Las Vegas Sun

April 25, 2024

Editorial: Common sense cure

As the world continues to focus attention on the battle against AIDS in Africa, malaria is killing 800,000 children there a year. That's staggering given that malaria is much easier to treat. Curative medicines cost about 55 cents, all-important mosquito nets sell for $5 and homes can be sprayed with insecticide for $10 a year, The New York Times reported in a two-part series last week. Experts say that inexpensive combination could save most of the afflicted.

"We pretty well do know what the silver set of bullets are," Sen. Sam Brownback, R-Kan., a leader on the issue, said at a 2004 hearing. We also pretty well know why the solutions haven't gotten to the problem. The battle against malaria in Africa has been marred by wasted money, corrupt African officials and flawed programs mismanaged by the U.S. government and international aid groups.

But there is good news in the form of a renewed commitment by governments and the private sector to smarter programs, new accountability, a consensus on what solutions work - and more cash.
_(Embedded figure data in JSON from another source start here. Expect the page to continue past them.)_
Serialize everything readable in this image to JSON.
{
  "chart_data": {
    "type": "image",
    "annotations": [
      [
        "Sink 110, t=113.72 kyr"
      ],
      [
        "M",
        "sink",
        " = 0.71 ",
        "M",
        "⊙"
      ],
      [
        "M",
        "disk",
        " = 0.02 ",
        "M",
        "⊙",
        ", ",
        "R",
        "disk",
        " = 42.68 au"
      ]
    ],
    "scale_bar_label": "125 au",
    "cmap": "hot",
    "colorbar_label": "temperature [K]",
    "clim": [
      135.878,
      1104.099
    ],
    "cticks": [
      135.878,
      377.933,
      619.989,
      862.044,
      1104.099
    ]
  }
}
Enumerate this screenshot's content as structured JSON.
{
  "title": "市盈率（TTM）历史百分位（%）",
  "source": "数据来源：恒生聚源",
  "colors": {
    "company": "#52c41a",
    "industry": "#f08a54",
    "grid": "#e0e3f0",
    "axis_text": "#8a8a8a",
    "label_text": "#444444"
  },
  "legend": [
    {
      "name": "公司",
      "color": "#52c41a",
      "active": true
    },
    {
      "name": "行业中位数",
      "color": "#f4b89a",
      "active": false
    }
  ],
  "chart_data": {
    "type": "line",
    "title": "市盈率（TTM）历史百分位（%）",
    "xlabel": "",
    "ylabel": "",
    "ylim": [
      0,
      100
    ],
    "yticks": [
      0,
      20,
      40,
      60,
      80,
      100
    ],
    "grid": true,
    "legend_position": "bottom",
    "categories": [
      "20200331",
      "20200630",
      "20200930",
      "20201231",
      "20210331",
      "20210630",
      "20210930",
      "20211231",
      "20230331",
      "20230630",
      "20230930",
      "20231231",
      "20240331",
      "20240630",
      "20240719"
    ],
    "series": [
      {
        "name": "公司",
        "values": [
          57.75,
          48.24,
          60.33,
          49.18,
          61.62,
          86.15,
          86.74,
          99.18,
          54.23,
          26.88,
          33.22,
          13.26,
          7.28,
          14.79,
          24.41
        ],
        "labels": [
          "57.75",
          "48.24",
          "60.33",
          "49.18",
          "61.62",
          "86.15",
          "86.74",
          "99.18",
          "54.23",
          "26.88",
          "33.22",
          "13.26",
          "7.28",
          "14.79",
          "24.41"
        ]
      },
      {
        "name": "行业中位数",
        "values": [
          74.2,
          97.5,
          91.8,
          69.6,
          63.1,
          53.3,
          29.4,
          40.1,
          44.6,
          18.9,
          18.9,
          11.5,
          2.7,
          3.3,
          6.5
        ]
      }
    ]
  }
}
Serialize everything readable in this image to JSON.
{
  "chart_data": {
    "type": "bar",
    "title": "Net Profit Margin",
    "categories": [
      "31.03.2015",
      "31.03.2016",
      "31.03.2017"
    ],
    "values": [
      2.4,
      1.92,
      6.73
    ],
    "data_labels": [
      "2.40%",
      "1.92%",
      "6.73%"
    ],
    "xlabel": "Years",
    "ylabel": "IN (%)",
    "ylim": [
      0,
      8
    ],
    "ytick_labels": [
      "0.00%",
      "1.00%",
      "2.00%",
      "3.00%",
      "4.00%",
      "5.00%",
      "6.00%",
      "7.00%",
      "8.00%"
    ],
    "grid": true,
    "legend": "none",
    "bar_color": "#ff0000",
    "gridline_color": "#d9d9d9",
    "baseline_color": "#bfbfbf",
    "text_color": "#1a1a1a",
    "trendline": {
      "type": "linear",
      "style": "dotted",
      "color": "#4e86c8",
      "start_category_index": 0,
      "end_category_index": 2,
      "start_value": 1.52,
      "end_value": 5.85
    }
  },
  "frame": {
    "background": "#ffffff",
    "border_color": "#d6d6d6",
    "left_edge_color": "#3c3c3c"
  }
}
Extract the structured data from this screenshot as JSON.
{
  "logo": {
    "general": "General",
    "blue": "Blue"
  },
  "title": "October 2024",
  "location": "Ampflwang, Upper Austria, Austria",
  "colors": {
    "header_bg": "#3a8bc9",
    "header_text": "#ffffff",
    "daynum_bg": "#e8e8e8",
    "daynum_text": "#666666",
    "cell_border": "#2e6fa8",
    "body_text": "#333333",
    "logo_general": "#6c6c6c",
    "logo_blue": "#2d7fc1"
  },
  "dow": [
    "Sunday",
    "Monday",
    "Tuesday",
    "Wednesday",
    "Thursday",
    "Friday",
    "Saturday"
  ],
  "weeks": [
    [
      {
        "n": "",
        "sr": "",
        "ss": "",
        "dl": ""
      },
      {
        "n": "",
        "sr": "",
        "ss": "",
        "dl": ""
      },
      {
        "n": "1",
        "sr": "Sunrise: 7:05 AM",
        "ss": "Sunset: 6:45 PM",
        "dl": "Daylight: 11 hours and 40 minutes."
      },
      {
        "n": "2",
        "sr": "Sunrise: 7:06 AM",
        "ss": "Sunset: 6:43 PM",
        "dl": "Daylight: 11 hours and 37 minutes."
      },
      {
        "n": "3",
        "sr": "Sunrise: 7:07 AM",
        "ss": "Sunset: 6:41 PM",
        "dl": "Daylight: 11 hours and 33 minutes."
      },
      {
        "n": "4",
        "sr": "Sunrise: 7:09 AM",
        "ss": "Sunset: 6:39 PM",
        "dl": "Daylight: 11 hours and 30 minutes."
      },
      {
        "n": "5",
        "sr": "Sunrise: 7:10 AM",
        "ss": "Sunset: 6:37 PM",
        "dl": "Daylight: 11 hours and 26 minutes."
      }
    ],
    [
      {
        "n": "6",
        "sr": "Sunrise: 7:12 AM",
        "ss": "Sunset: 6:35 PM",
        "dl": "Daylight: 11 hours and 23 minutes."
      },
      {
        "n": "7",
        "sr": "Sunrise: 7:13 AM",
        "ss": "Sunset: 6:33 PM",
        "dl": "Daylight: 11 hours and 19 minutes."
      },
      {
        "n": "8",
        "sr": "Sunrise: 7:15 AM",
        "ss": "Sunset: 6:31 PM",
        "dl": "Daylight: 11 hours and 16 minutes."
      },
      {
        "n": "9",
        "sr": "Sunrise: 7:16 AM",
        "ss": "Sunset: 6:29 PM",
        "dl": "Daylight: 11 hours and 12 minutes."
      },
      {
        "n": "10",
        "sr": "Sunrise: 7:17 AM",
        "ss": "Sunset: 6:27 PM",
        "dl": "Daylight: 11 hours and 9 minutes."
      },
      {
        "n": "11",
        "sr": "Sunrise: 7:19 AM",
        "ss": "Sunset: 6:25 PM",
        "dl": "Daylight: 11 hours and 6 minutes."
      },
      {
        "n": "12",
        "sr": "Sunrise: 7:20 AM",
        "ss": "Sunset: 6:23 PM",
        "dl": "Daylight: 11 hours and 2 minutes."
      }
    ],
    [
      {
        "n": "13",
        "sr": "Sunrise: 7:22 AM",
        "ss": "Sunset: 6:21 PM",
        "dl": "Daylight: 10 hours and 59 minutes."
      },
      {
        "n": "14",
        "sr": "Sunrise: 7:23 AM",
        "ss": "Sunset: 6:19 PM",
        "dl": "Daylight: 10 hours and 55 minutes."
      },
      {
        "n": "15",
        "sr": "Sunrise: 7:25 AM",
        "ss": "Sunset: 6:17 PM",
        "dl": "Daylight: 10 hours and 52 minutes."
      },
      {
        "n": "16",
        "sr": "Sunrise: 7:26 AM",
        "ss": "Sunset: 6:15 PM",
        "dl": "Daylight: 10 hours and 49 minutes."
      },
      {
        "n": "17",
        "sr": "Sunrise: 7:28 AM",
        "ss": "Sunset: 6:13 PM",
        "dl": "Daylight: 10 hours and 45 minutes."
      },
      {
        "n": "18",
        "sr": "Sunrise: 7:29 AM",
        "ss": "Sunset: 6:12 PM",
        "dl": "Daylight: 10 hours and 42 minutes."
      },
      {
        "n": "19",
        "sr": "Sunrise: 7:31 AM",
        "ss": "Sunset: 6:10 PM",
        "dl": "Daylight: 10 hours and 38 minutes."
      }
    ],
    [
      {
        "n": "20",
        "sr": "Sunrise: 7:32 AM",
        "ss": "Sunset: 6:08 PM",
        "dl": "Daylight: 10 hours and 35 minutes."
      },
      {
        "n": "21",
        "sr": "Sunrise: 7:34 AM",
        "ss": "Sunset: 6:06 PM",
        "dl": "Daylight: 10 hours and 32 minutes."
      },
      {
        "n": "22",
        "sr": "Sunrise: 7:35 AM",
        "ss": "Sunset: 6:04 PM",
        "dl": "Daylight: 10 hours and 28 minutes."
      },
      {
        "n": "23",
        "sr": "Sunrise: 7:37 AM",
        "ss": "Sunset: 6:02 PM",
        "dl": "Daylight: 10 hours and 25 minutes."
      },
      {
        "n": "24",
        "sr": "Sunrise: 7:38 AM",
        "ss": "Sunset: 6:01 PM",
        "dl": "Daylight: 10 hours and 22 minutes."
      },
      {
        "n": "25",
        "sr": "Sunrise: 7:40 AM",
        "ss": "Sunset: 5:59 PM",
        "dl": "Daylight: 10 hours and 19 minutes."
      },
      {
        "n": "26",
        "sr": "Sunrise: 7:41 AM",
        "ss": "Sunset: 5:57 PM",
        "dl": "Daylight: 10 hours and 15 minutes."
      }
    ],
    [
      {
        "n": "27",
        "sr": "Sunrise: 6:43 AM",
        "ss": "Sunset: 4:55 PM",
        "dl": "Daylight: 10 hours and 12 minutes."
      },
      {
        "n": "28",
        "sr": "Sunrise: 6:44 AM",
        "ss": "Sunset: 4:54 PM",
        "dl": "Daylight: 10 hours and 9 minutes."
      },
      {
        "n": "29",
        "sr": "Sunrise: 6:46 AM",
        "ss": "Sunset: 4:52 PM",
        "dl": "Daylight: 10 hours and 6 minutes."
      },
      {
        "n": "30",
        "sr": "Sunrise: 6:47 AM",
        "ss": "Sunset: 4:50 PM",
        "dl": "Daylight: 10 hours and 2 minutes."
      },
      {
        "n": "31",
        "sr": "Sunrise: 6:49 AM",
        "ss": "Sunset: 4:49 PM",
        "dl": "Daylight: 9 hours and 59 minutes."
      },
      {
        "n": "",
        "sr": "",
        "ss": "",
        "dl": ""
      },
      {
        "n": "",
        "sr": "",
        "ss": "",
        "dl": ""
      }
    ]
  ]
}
Among the high-profile leaders in the battle against malaria are Bill and Melinda Gates - whose philanthropic operation swelled last week with a $31 billion pledge from Warren Buffett. Meanwhile the Bush administration is goading Congress to at least triple its malaria spending to $300 million by 2008. And the Global Fund to Fight AIDS, Tuberculosis and Malaria now is considering common-sense new tactics to bypass government corruption, such as providing governments with nets and other commodities directly, instead of giving them money to buy the supplies.

Dramatically curbing malaria will not be easy despite seemingly simple solutions. African governments, not foreign entities, ultimately must maintain the anti-malaria programs - and they must see to it that nets are actually being used and that there are adequate health care providers. The programs need more scrutiny and more focus on spending money on the essentials.

But malaria does not need to be "the main source of unnecessary suffering in the world," as a former adviser to President Bush, Michael Gerson, has put it. The right strategies, wisely implemented, could ease this misery.